Price Ilan, Sanchez-Gonzalez Alvaro, Alet Ferran, Andersson Tom R, El-Kadi Andrew, Masters Dominic, Ewalds Timo, Stott Jacklynn, Mohamed Shakir, Battaglia Peter, Lam Remi, Willson Matthew
Google DeepMind, London, UK.
Nature. 2025 Jan;637(8044):84-90. doi: 10.1038/s41586-024-08252-9. Epub 2024 Dec 4.
Weather forecasts are fundamentally uncertain, so predicting the range of probable weather scenarios is crucial for important decisions, from warning the public about hazardous weather to planning renewable energy use. Traditionally, weather forecasts have been based on numerical weather prediction (NWP), which relies on physics-based simulations of the atmosphere. Recent advances in machine learning (ML)-based weather prediction (MLWP) have produced ML-based models with less forecast error than single NWP simulations. However, these advances have focused primarily on single, deterministic forecasts that fail to represent uncertainty and estimate risk. Overall, MLWP has remained less accurate and reliable than state-of-the-art NWP ensemble forecasts. Here we introduce GenCast, a probabilistic weather model with greater skill and speed than the top operational medium-range weather forecast in the world, ENS, the ensemble forecast of the European Centre for Medium-Range Weather Forecasts. GenCast is an ML weather prediction method, trained on decades of reanalysis data. GenCast generates an ensemble of stochastic 15-day global forecasts, at 12-h steps and 0.25° latitude-longitude resolution, for more than 80 surface and atmospheric variables, in 8 min. It has greater skill than ENS on 97.2% of 1,320 targets we evaluated and better predicts extreme weather, tropical cyclone tracks and wind power production. This work helps open the next chapter in operational weather forecasting, in which crucial weather-dependent decisions are made more accurately and efficiently.

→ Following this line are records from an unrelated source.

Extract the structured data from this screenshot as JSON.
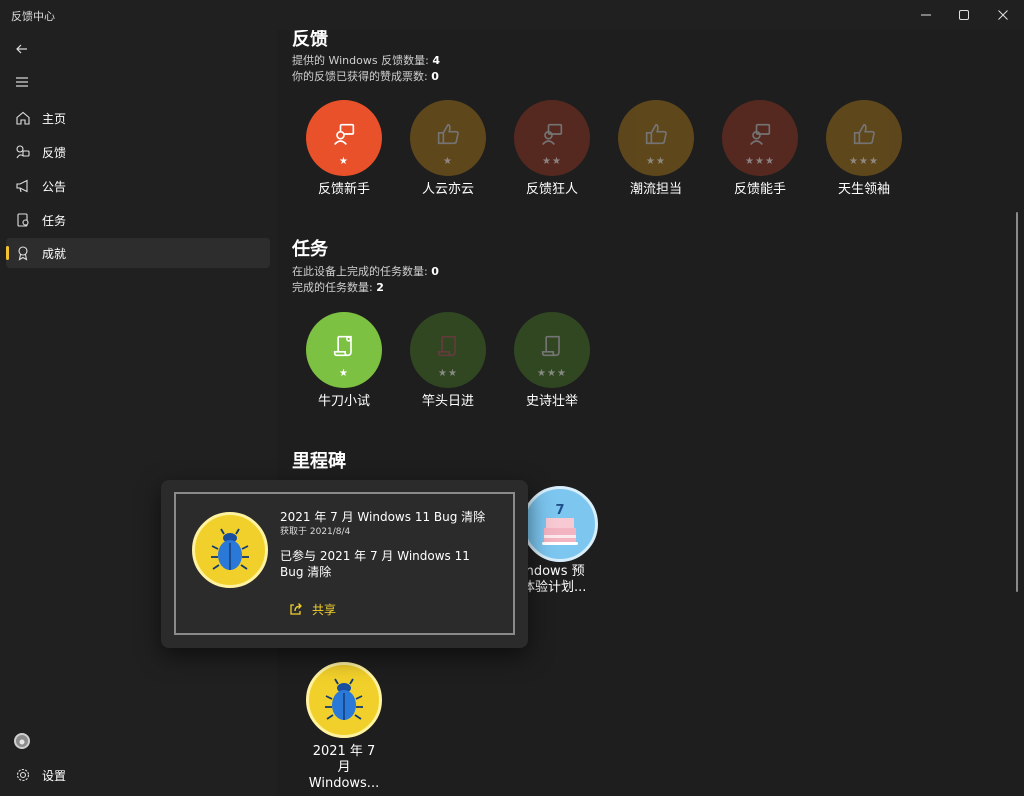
{
  "window": {
    "title": "反馈中心",
    "buttons": {
      "minimize": "minimize-icon",
      "maximize": "maximize-icon",
      "close": "close-icon"
    }
  },
  "sidebar": {
    "back_icon": "back-arrow-icon",
    "menu_icon": "hamburger-icon",
    "items": [
      {
        "label": "主页",
        "icon": "home-icon",
        "active": false
      },
      {
        "label": "反馈",
        "icon": "feedback-icon",
        "active": false
      },
      {
        "label": "公告",
        "icon": "megaphone-icon",
        "active": false
      },
      {
        "label": "任务",
        "icon": "quest-icon",
        "active": false
      },
      {
        "label": "成就",
        "icon": "achievement-icon",
        "active": true
      }
    ],
    "settings_label": "设置",
    "accent_color": "#f1c232"
  },
  "feedback_section": {
    "title": "反馈",
    "line1_prefix": "提供的 Windows 反馈数量: ",
    "line1_value": "4",
    "line2_prefix": "你的反馈已获得的赞成票数: ",
    "line2_value": "0",
    "badges": [
      {
        "label": "反馈新手",
        "stars": "★",
        "color": "#e8512a",
        "earned": true
      },
      {
        "label": "人云亦云",
        "stars": "★",
        "color": "#c98a1b",
        "earned": false
      },
      {
        "label": "反馈狂人",
        "stars": "★★",
        "color": "#b03a25",
        "earned": false
      },
      {
        "label": "潮流担当",
        "stars": "★★",
        "color": "#c98a1b",
        "earned": false
      },
      {
        "label": "反馈能手",
        "stars": "★★★",
        "color": "#b03a25",
        "earned": false
      },
      {
        "label": "天生领袖",
        "stars": "★★★",
        "color": "#c98a1b",
        "earned": false
      }
    ]
  },
  "quest_section": {
    "title": "任务",
    "line1_prefix": "在此设备上完成的任务数量: ",
    "line1_value": "0",
    "line2_prefix": "完成的任务数量: ",
    "line2_value": "2",
    "badges": [
      {
        "label": "牛刀小试",
        "stars": "★",
        "color": "#7cc142",
        "earned": true
      },
      {
        "label": "竿头日进",
        "stars": "★★",
        "color": "#4f8a2a",
        "earned": false
      },
      {
        "label": "史诗壮举",
        "stars": "★★★",
        "color": "#4f8a2a",
        "earned": false
      }
    ]
  },
  "milestone_section": {
    "title": "里程碑",
    "bug_badge_label_line1": "2021 年 7 月",
    "bug_badge_label_line2": "Windows...",
    "cake_badge_label_line1": "indows 预",
    "cake_badge_label_line2": "体验计划...",
    "cake_number": "7"
  },
  "popup": {
    "title": "2021 年 7 月 Windows 11 Bug 清除",
    "date": "获取于 2021/8/4",
    "description": "已参与 2021 年 7 月 Windows 11 Bug 清除",
    "share_label": "共享",
    "share_color": "#f2d02b"
  }
}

天气预报本质上是不确定的,因此预测可能的天气情况范围对于重要决策至关重要,从向公众发出恶劣天气警告到规划可再生能源利用。传统上,天气预报基于数值天气预报(NWP),它依赖于基于物理的大气模拟。基于机器学习(ML)的天气预报(MLWP)的最新进展产生了基于ML的模型,其预测误差比单一的NWP模拟更小。然而,这些进展主要集中在单一的确定性预测上,无法体现不确定性和估计风险。总体而言,MLWP的准确性和可靠性仍低于最先进的NWP集合预报。在此,我们介绍GenCast,这是一种概率天气模型,其技能和速度比世界顶级业务中期天气预报——欧洲中期天气预报中心的集合预报ENS更高。GenCast是一种基于ML的天气预报方法,在数十年的再分析数据上进行训练。GenCast能在8分钟内,以12小时步长和0.25°经纬度分辨率,生成超过80个地面和大气变量的15天全球随机预报集合。在我们评估的1320个目标中,它在97.2%的目标上比ENS具有更高的技能,并且能更好地预测极端天气、热带气旋路径和风力发电。这项工作有助于开启业务天气预报的新篇章,使依赖天气的关键决策能更准确、高效地做出。